Guilt About Success

 

Are you successful but unhappy? Survivor Guilt may be at play.

 

Although many of us find ourselves driven to try to get the things we’ve always wanted, at times the quest and the pursuit can blind us to the lack of pleasure we actually feel when our desires seem to be met.  

 

Deep down you may wonder, who gets left behind when I manage to get ahead??

 

Perhaps your parents were poor and you made up your mind that one day you’d have more; that once emancipated into the adult world, you would master deprivation once and for all.

 

For others, it may have been a sense of shame over immigrant parents who couldn’t fit in, get ahead, or speak and behave like everyone else.
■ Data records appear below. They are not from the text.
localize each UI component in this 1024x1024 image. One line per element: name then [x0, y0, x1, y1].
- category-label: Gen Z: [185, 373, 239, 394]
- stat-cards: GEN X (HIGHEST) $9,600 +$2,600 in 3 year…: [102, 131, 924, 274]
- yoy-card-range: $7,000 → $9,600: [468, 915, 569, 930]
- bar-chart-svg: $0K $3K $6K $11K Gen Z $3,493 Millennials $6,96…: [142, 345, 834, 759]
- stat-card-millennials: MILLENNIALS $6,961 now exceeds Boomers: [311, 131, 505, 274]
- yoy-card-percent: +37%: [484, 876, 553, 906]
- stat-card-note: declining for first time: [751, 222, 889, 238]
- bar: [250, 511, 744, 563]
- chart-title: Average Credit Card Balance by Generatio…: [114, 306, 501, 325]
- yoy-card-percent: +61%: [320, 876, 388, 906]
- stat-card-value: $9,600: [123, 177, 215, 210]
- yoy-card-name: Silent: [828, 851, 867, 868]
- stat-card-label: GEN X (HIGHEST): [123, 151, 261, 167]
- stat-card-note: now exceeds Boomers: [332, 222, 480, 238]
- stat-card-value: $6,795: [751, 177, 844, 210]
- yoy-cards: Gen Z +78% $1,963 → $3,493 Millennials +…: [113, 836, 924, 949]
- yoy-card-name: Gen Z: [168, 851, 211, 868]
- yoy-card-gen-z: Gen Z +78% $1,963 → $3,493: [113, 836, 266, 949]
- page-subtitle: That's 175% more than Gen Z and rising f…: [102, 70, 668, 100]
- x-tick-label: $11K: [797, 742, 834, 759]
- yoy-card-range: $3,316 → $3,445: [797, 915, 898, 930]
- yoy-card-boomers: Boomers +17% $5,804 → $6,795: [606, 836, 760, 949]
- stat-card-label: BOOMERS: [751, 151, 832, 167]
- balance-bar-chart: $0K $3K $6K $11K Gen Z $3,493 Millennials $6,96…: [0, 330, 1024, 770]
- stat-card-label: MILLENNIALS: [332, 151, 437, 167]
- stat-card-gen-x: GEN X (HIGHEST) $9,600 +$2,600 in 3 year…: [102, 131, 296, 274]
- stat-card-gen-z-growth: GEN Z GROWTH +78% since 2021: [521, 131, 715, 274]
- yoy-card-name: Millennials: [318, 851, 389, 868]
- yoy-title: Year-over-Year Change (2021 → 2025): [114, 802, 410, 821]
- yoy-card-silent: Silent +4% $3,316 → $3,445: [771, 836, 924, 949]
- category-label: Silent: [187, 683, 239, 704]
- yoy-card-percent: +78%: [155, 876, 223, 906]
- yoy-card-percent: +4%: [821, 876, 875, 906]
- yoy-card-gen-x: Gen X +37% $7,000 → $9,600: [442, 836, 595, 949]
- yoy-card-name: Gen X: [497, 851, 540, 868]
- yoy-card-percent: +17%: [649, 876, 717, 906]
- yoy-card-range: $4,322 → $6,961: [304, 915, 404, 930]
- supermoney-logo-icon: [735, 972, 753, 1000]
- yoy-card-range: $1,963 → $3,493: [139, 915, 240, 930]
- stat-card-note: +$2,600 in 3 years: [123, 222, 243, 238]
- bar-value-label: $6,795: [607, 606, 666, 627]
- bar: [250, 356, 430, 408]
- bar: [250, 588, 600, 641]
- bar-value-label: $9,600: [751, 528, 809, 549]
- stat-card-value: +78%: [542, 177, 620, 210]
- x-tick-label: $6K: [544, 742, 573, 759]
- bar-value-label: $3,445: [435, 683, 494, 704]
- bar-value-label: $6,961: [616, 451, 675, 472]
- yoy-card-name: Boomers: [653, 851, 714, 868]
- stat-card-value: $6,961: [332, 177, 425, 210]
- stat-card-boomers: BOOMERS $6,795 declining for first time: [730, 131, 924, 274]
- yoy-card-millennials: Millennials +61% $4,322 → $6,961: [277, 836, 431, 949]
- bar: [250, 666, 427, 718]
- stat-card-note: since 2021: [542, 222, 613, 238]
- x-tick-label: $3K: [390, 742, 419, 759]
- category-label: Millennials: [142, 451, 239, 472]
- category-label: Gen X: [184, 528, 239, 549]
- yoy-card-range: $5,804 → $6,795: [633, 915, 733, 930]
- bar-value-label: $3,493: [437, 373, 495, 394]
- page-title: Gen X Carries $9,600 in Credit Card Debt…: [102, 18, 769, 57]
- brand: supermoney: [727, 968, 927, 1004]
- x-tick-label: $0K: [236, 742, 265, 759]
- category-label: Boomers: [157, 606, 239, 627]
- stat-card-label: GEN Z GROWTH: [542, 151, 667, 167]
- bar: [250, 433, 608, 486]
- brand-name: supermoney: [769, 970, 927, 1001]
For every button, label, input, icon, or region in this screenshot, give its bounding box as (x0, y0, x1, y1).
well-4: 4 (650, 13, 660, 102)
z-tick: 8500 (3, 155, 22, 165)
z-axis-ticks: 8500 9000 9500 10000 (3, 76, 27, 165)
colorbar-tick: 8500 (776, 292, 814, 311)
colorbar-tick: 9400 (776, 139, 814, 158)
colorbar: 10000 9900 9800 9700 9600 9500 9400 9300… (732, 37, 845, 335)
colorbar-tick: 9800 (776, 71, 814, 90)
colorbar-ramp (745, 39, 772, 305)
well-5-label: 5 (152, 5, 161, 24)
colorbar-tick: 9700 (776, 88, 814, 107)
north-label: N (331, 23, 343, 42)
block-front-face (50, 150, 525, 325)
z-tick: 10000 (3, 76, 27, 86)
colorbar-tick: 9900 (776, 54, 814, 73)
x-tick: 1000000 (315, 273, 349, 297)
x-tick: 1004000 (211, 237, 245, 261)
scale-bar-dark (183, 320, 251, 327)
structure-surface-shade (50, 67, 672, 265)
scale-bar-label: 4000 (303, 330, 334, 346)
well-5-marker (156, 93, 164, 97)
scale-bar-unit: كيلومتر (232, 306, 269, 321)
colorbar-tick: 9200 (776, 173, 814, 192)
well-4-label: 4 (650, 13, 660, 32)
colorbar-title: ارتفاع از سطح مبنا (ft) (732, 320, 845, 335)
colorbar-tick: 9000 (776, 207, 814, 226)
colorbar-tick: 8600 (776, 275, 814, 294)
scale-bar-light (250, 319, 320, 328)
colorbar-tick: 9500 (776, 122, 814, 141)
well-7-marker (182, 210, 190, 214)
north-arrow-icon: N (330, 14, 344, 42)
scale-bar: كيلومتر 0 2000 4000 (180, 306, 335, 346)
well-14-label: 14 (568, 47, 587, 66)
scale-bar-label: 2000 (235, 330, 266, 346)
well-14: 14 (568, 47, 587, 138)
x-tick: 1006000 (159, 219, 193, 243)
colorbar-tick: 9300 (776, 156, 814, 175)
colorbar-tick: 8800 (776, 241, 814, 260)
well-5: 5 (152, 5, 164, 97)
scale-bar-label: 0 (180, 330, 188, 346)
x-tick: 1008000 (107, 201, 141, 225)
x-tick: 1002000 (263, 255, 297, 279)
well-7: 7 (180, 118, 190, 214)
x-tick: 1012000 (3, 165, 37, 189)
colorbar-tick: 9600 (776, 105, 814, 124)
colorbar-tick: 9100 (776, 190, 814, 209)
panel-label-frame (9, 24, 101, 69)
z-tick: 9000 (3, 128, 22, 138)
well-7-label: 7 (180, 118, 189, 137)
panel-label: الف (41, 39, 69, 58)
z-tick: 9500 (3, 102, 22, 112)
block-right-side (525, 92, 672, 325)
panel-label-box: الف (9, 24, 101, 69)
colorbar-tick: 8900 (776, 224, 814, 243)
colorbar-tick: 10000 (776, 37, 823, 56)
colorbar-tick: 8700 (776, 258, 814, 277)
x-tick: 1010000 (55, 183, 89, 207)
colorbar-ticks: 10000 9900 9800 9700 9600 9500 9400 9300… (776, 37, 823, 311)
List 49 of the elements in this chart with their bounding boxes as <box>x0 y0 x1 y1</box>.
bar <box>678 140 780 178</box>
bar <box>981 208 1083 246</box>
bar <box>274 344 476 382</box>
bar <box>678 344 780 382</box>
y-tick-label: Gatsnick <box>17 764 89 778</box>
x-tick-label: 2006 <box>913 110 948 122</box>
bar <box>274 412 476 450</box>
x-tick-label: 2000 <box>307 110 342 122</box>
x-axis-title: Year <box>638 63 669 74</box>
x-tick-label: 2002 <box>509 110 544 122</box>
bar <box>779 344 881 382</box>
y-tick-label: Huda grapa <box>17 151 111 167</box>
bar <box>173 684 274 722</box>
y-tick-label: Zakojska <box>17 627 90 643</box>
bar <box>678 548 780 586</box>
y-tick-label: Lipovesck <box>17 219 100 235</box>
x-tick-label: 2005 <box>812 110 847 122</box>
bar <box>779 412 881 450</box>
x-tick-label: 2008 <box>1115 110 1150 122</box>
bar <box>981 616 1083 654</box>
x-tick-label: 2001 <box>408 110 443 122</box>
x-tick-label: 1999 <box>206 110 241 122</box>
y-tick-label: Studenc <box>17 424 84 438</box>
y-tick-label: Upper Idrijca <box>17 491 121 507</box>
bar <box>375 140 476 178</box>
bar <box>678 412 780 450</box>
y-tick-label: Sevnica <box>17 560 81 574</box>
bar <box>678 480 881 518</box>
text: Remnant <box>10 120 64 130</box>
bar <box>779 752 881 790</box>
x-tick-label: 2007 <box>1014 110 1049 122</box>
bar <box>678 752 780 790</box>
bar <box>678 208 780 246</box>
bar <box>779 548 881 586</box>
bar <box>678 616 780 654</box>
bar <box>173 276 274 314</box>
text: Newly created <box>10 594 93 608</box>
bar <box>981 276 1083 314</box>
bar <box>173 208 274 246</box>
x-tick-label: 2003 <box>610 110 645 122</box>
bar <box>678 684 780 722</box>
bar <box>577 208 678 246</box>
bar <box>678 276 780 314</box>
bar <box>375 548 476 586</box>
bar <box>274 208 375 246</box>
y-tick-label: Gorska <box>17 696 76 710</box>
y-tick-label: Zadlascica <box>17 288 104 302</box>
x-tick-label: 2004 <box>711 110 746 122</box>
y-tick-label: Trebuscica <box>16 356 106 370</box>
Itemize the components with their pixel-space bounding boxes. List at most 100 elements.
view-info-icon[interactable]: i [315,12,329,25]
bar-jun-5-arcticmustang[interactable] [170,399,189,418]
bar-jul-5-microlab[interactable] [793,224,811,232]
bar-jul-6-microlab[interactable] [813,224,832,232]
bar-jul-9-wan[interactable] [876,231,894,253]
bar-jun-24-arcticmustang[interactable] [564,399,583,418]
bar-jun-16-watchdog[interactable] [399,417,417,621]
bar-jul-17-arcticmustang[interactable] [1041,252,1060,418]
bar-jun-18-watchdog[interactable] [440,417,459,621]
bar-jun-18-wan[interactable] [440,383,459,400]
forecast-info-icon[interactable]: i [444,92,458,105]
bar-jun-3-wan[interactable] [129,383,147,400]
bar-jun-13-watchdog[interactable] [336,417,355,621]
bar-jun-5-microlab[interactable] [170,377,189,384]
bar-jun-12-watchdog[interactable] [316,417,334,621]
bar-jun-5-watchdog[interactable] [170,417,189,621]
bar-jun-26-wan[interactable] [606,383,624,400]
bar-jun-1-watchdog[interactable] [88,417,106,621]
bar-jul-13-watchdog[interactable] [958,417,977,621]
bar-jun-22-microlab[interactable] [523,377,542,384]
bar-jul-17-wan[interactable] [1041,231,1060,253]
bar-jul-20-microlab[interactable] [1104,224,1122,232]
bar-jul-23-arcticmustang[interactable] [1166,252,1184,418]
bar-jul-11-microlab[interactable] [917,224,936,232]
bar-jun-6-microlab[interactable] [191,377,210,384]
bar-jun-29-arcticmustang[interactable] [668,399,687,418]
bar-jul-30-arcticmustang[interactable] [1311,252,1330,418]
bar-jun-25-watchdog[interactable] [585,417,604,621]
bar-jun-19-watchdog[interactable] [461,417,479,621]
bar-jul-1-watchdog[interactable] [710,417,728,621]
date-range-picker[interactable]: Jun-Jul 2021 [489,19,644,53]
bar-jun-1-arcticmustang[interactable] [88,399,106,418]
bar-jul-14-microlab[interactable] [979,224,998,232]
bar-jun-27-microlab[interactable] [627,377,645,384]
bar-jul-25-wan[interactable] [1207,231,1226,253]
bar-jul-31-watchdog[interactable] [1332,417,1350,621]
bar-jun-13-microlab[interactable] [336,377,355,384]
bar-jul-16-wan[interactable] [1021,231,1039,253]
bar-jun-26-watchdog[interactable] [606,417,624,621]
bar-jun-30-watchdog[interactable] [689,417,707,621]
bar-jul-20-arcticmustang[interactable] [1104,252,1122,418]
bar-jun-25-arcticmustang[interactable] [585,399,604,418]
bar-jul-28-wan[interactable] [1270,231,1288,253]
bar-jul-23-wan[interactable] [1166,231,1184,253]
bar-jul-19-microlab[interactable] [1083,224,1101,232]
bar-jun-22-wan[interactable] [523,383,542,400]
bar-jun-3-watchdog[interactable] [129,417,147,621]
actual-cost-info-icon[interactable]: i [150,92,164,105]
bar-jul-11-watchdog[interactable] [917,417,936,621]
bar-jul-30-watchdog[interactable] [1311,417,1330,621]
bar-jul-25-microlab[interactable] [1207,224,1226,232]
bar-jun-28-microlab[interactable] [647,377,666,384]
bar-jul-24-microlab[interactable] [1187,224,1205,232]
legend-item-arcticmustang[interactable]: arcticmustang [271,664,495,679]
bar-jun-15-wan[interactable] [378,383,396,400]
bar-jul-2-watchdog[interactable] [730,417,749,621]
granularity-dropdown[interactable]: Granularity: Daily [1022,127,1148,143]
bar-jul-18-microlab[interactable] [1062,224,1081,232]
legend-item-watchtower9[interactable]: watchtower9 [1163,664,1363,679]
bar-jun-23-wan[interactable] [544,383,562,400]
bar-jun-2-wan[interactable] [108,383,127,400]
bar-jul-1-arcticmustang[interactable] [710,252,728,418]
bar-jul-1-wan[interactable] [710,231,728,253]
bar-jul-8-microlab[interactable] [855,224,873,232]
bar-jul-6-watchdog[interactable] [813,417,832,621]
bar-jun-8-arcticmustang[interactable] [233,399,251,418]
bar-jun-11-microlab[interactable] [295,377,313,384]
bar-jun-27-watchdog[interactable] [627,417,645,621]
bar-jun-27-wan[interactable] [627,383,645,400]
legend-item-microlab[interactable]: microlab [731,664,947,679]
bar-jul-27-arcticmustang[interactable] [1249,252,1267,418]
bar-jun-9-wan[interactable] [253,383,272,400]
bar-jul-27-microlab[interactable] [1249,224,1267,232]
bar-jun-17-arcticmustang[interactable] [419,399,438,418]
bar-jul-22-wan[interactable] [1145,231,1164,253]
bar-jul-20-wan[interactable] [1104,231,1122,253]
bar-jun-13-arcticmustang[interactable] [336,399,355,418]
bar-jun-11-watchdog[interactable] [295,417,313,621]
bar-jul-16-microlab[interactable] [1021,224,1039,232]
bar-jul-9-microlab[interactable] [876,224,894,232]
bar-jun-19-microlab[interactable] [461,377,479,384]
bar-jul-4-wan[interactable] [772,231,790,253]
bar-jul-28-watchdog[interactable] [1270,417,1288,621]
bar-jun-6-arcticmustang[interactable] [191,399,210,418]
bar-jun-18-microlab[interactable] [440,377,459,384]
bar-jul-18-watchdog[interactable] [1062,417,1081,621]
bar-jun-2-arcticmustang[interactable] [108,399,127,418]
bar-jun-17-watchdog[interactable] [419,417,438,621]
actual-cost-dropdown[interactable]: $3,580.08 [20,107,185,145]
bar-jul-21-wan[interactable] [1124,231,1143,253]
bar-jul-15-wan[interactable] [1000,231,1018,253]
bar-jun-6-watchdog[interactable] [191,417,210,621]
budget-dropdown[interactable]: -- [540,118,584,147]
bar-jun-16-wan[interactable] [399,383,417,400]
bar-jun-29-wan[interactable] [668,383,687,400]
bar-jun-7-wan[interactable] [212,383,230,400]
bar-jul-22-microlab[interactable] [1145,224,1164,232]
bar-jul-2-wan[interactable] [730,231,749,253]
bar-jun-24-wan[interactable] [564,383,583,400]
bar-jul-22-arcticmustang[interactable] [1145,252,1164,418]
You made up your mind that you would prove yourself to the world and break the chain of feeling less than, different, behind. You would never talk with an accent like they did.

 

The wish to get ahead might mean more education, different ideals, philosophical or religious passions foreign to those who raised you.

 

The sense that something was missing in one’s childhood gives rise to a wish to surpass those who came before; to prove one’s worth; to avoid the anguish of lack and pain. And when these wishes are fueled by things like hard work, perseverance, and single-minded focus, the coveted success starts to seem like it’s in reach.

 

So then you get there; you arrive at your destination. You have the money that you’ve always wanted, the dream house. You’re in a doctoral program when no one in your family has ever been to college at all. Everything is supposed to feel great, yet all you feel is anxiety and guilt. You obsess over details that really don’t matter, find yourself a prisoner to your overactive mind which you wish you could turn off but somehow cannot.

 

Deep down, there’s a feeling of being a fraud. You state your fees out loud in the business world, but in your heart, you feel unworthy. You come home to beautiful surroundings but somehow they don’t feel like the right place for you. You may find yourself paralyzed, unable to complete your schoolwork, your ability to matriculate suddenly at risk.

 

It’s not necessarily the messages you received growing up that make it so hard to embrace your success. Some parents truly want more and better for their children. But deep down, there’s this guilt when people you love are left behind. You wonder if you’re doing something wrong, surpassing your elders and your loved ones; competing in an arena where winning just feels bad.

 

The signs and symptoms that mark your guilt may be hidden; you may not even know the guilt is there. Anxiety about decisions, preoccupation with irrelevant details that don’t seem to matter but that make everything just feel miserable, the fear of being exposed as a fraud, and the belief that the whole thing is going to come crashing down if you let yourself enjoy the successes you have, are just some examples of the kinds of clues that may point to guilt being at play.

 

So instead of trying to find the perfect answer to your anxiety; or pursuing even more success in a desperate frenzy to run those nebulous feelings of discomfort away, it might be time to go a little deeper instead.

 

Could it be that what you’re really afraid of is enjoying what you have?